Safety and Mobility
Traffic medicine: safety and mobility
In neuropsychological practice Return to Driving is an important rehabilitation goal for brain-injured patients. Also in old age traffic mobility is extremely important for independent living and it should come as no surprise that in functionally limited older people independent mobility is an important predictor of subjective well-being.
Driving a car or riding a two-wheeler carries an increased casualty risk compared to the risk when public transport or special transport is used. This implies that rehabilitating a patient so that he or she is able to drive or ride independently – even to the safety level of the average driver- may have a negative effect on casualty risk. Presumeably no one could argue against driving rehabilitation on this basis because public transport is universally safer than driving. But what happens when the casualty risk of driving with a certain medical characteristic is higher than in the general population?
Governments have anticipated this question by specifying and enforcing fitness regulations consisting of lists of medical diagnoses and impairments thought incompatible with holding a licence or thought to require a restrained licence. From a scientific viewpoint fitness regulations can be criticized in several respects. In some cases, as for visual acuity, they prescribe very exact cut-off scores between fit and unfit drivers, which are hard to defend.
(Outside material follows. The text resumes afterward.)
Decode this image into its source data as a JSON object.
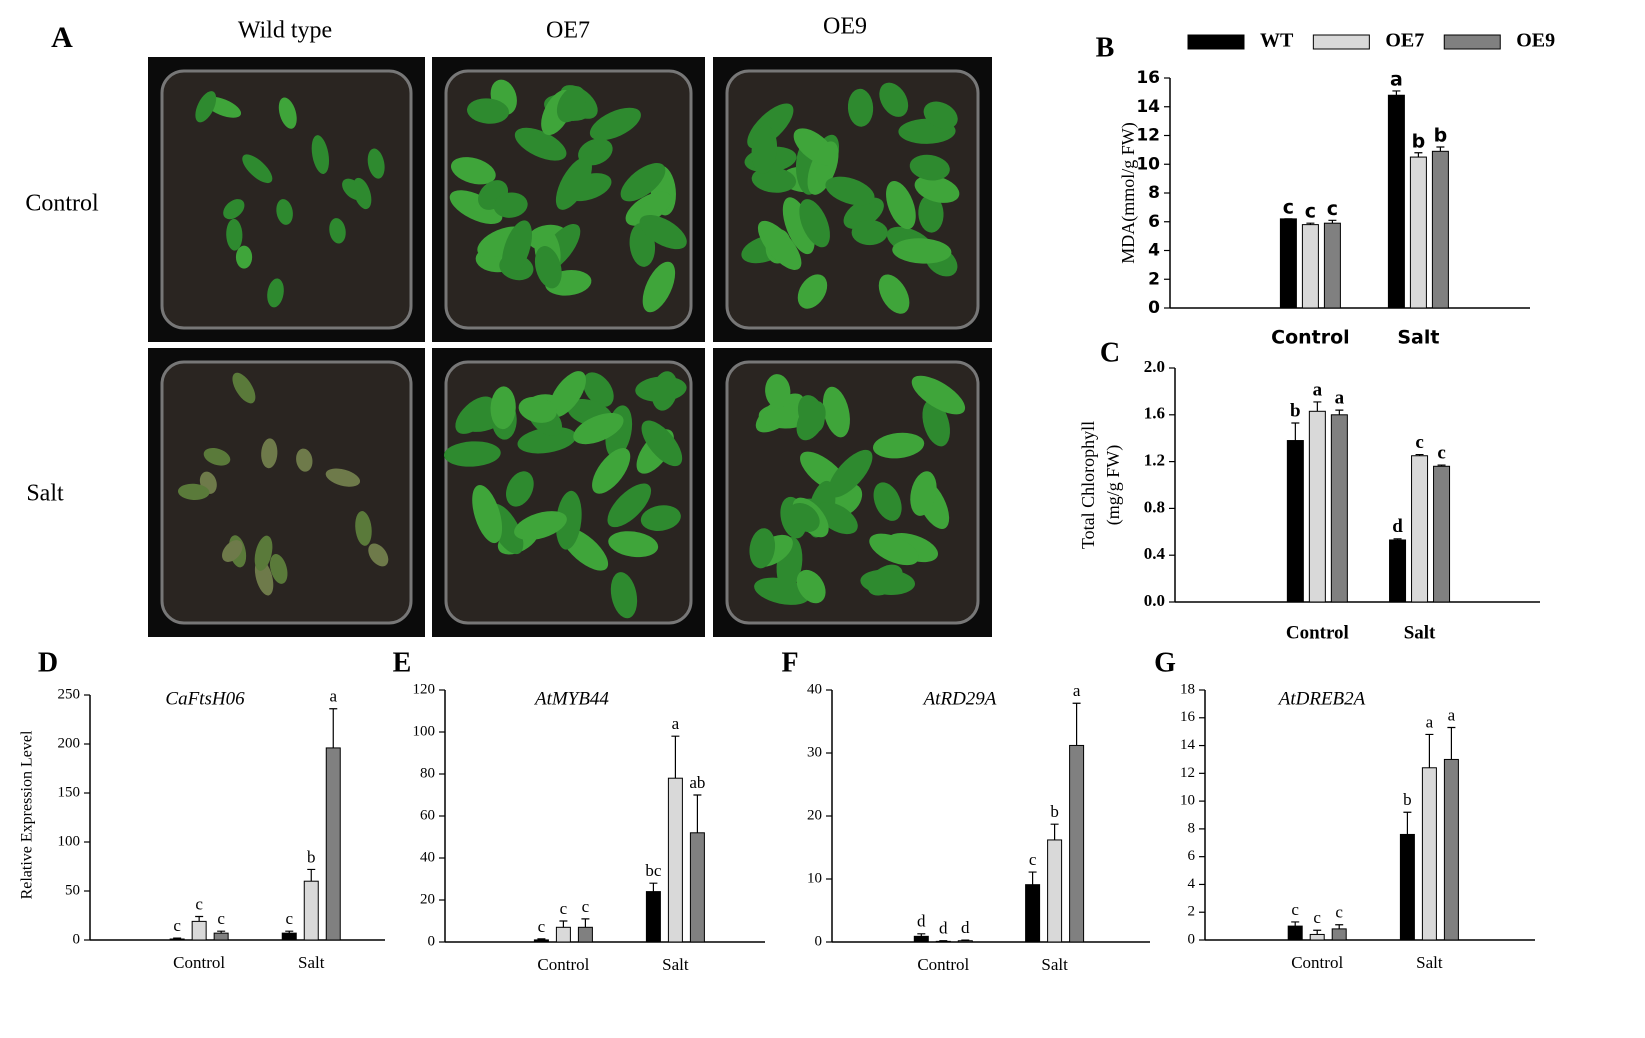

In other cases – e.g. in neurological and geriatric diseases- fitness regulations are vague, leaving much room for interpretation differences and unequal treatment. Finally, the fitness regulations do not deal at all with matters of comorbidity and compensatory potential. Traffic medicine can provide a scientific basis for these regulations.
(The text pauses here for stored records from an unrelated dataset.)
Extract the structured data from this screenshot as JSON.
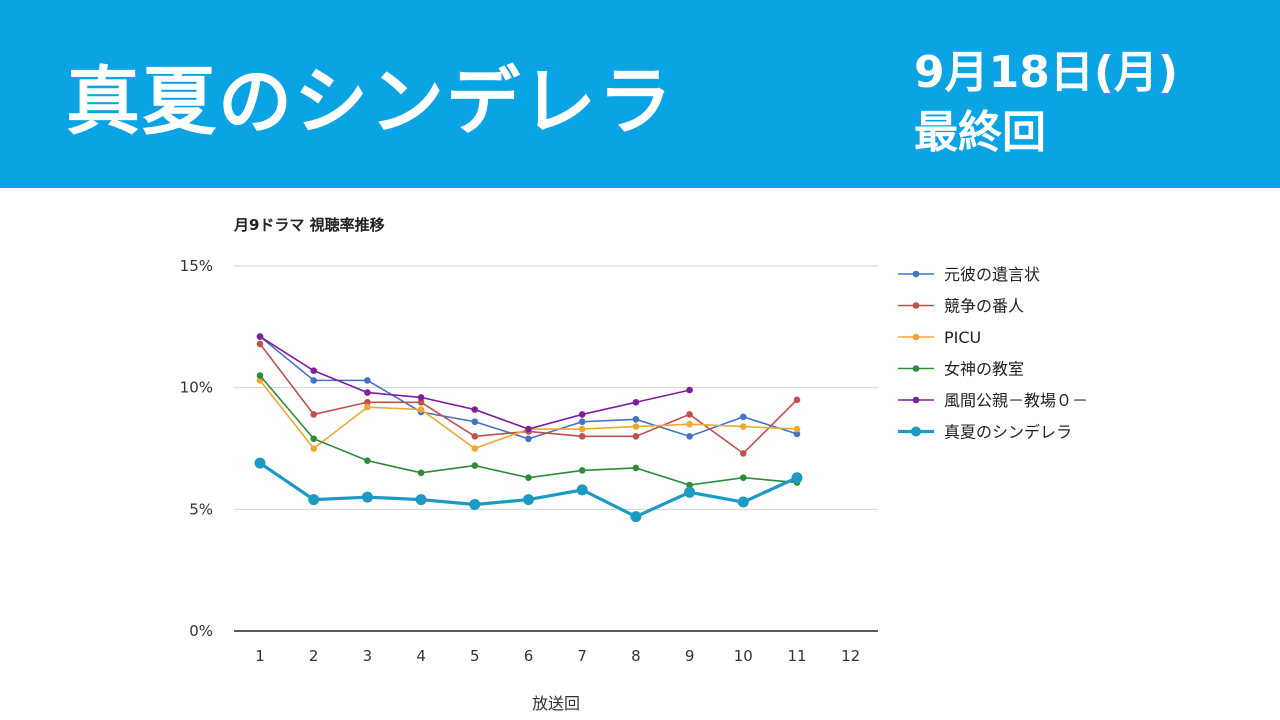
{
  "banner": {
    "title": "真夏のシンデレラ",
    "date": "9月18日(月)",
    "subtitle": "最終回",
    "background": "#0aa3e3"
  },
  "chart_data": {
    "type": "line",
    "title": "月9ドラマ 視聴率推移",
    "xlabel": "放送回",
    "ylabel": "",
    "x": [
      1,
      2,
      3,
      4,
      5,
      6,
      7,
      8,
      9,
      10,
      11,
      12
    ],
    "ylim": [
      0,
      15
    ],
    "yticks": [
      "0%",
      "5%",
      "10%",
      "15%"
    ],
    "grid": true,
    "legend_position": "right",
    "series": [
      {
        "name": "元彼の遺言状",
        "color": "#4472c4",
        "values": [
          12.1,
          10.3,
          10.3,
          9.0,
          8.6,
          7.9,
          8.6,
          8.7,
          8.0,
          8.8,
          8.1,
          null
        ]
      },
      {
        "name": "競争の番人",
        "color": "#c0504d",
        "values": [
          11.8,
          8.9,
          9.4,
          9.4,
          8.0,
          8.2,
          8.0,
          8.0,
          8.9,
          7.3,
          9.5,
          null
        ]
      },
      {
        "name": "PICU",
        "color": "#f0a830",
        "values": [
          10.3,
          7.5,
          9.2,
          9.1,
          7.5,
          8.3,
          8.3,
          8.4,
          8.5,
          8.4,
          8.3,
          null
        ]
      },
      {
        "name": "女神の教室",
        "color": "#2e8b3a",
        "values": [
          10.5,
          7.9,
          7.0,
          6.5,
          6.8,
          6.3,
          6.6,
          6.7,
          6.0,
          6.3,
          6.1,
          null
        ]
      },
      {
        "name": "風間公親－教場０－",
        "color": "#7f1f9c",
        "values": [
          12.1,
          10.7,
          9.8,
          9.6,
          9.1,
          8.3,
          8.9,
          9.4,
          9.9,
          null,
          null,
          null
        ]
      },
      {
        "name": "真夏のシンデレラ",
        "color": "#1b9bc4",
        "values": [
          6.9,
          5.4,
          5.5,
          5.4,
          5.2,
          5.4,
          5.8,
          4.7,
          5.7,
          5.3,
          6.3,
          null
        ],
        "emphasis": true
      }
    ]
  }
}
With few exceptions fitness regulations have been based on common sense and consensus of medical experts, who have been hampered by the non-availability of medically applicable theoretical models of driving performance and by lacking empirical evidence from on-road assessments of driving performance and from crash and casualty statistics.
It is time for a change. Developments in theories of driving and in neuroscience in general allow a preciser understanding of the perceptual and cognitive function requirements of driving and the neuro-behavioural effects of medical conditions. Developments in driving simulation allow theory-driven focused assessment of the effects of medical conditions and their treatments in a safe and replicable environment.
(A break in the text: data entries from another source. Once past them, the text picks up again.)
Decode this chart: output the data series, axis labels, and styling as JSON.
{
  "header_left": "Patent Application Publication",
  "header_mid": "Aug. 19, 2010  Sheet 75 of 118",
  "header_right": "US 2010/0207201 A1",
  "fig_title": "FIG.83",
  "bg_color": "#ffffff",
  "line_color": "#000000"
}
A further important mission for traffic medicine I propose is the development and evaluation of technical aids and training methods for safe independent mobility. In the last 50 years many ingenious car adaptations for compensating impairments of movement and posture have become available. However, only limited progress has been made in car adaptations and other technological aids compensating for perceptual and cognitive impairments. Computers and telecommunication hold many promises in this respect, e.g. crash avoidance systems warning drivers if they become drowsy or which alert the driver to relevant information. Also the opportunities of more conventional technology, e.g. bioptic telescopes, need to be further explored, particularly in relation to training methods. If properly developed in relation to patients’ needs and medical and psychological characteristics, rehabilitation technology could advance and extend safe independent mobility in many drivers with cognitive and perceptual impairments. Traffic medicine can play an important role in shaping these developments.